ATTO Disk Benchmark is perhaps one of the oldest benchmarks going and is definitely the main staple for manufacturer performance specifications. ATTO uses RAW or compressible data and, for our benchmarks, we use a set length of 256mb and test both the read and write performance of various transfer sizes ranging from 512b to 65mb. Manufacturers prefer this method of testing as it deals with raw (compressible) data rather than random (includes incompressible data) which, although more realistic, results in lower performance results.
Initial ATTO results are a bit lower than expected as listed specs are 5GB/s read and 4.4GB/s write. There is a healthy progression in performance pictured which leads us to believe that this is a very well put together SSD.
CRYSTAL DISK BENCHMARK VER. 0.0 X64
Crystal Disk Benchmark is used to measure read and write performance through sampling of random data which is, for the most part, incompressible. Performance is virtually identical, regardless of data sample so we have included only that using random data samples.
THROUGHPUT
IOPS
Very strong performance is shown in both the throughput and IOPS results of the newest version of Crystal Diskmark 7 although write performance is just a touch below manufacturers specifications. Gotta love those random 4K IOPS above 700k,
The toughest benchmark available for solid state drives is AS SSD as it relies solely on incompressible data samples when testing performance. For the most part, AS SSD tests can be considered the ‘worst case scenario’ in obtaining data transfer speeds and many enthusiasts like AS SSD for their needs. Transfer speeds are displayed on the left with IOPS results on the right.The AS SSD results aren’t as appealing as we might like to see but do get a first look at read and write IOPS which appear to be in the general ball park of listed specs.
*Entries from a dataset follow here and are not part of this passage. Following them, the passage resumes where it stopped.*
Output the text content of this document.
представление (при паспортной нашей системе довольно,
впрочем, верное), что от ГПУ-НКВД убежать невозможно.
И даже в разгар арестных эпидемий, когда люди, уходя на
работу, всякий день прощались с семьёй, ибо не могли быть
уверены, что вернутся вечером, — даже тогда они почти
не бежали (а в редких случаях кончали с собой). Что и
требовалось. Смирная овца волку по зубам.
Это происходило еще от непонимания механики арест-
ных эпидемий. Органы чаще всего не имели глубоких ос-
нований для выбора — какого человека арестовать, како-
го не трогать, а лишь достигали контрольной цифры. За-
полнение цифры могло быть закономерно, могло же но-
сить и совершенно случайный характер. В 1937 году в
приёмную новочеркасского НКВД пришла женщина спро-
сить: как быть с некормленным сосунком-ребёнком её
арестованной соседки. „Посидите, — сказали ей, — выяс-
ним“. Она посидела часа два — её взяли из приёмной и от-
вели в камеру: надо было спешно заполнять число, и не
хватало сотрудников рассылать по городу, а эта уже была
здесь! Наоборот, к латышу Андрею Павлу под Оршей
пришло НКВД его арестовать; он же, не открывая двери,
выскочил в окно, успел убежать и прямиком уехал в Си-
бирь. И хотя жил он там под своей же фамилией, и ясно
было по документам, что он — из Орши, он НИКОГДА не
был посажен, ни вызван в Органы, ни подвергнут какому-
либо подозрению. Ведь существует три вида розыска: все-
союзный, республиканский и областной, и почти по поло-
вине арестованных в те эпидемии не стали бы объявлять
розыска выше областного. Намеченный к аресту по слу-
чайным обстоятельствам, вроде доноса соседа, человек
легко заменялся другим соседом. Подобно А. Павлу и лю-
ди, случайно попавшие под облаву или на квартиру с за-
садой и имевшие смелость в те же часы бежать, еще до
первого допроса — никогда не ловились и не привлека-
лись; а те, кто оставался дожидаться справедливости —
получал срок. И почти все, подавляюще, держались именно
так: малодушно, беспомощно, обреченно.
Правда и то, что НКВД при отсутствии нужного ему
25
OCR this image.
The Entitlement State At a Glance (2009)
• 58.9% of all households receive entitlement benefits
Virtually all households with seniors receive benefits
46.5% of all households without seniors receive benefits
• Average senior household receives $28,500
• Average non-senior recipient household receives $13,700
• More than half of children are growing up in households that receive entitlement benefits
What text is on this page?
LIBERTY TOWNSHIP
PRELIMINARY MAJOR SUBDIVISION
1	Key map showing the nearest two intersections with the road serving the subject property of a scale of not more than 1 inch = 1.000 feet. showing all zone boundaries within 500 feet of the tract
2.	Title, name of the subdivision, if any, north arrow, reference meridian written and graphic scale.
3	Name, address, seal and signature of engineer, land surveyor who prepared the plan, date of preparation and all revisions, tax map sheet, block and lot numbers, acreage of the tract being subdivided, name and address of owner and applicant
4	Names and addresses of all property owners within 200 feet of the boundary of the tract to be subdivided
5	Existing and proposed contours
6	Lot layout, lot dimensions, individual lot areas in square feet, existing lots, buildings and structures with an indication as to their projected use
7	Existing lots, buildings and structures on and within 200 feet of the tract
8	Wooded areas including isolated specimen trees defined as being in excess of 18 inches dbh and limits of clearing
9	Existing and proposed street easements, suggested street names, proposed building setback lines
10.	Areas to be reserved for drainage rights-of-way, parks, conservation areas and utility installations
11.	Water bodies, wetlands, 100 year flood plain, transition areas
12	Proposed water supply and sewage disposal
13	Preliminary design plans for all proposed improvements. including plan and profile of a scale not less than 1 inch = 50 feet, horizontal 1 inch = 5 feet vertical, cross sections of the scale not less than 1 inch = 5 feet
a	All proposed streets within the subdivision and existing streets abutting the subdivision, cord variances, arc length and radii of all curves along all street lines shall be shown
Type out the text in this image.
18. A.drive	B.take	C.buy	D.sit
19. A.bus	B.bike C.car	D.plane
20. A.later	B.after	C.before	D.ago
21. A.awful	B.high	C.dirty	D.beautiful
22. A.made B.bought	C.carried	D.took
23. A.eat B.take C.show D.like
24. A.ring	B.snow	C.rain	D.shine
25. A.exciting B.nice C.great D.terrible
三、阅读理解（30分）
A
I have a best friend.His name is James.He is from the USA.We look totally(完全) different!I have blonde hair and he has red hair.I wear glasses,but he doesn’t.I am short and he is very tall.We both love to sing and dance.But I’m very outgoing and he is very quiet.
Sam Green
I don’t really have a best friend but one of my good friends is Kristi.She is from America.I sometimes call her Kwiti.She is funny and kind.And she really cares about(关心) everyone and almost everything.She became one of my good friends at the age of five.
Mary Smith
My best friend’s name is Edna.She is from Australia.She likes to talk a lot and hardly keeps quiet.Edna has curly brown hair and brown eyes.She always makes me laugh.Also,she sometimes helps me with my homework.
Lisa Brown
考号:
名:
AS SSD is pretty much a mixed bag with throughput result similar to ATTO, all the while hitting 4GB/s write IOPS just below listed specs. We can guess that the benchmark software we are used to might not be completely in tune with the newest Gen 4.
Would be good to see some more details. Do these support multiple LBA formats and if so which ones? Do they support more than one namespace? How much data was written before running these benchmarks?
We don’t test multiple LBA formats and, with respect to namespace, the same applies for any SSD that is divided into one or more logical drives. I wouldn’t believe you could create one or more namespaces using multiple SSDs as the flash relies on each controller separately. Similarly, we are not testing this SSD as an enterprise SSD or at different levels of data present on the sample drive.
It does seems like the pci4. 0 have not mu h performance gain compared to Samsung 970 evo plus.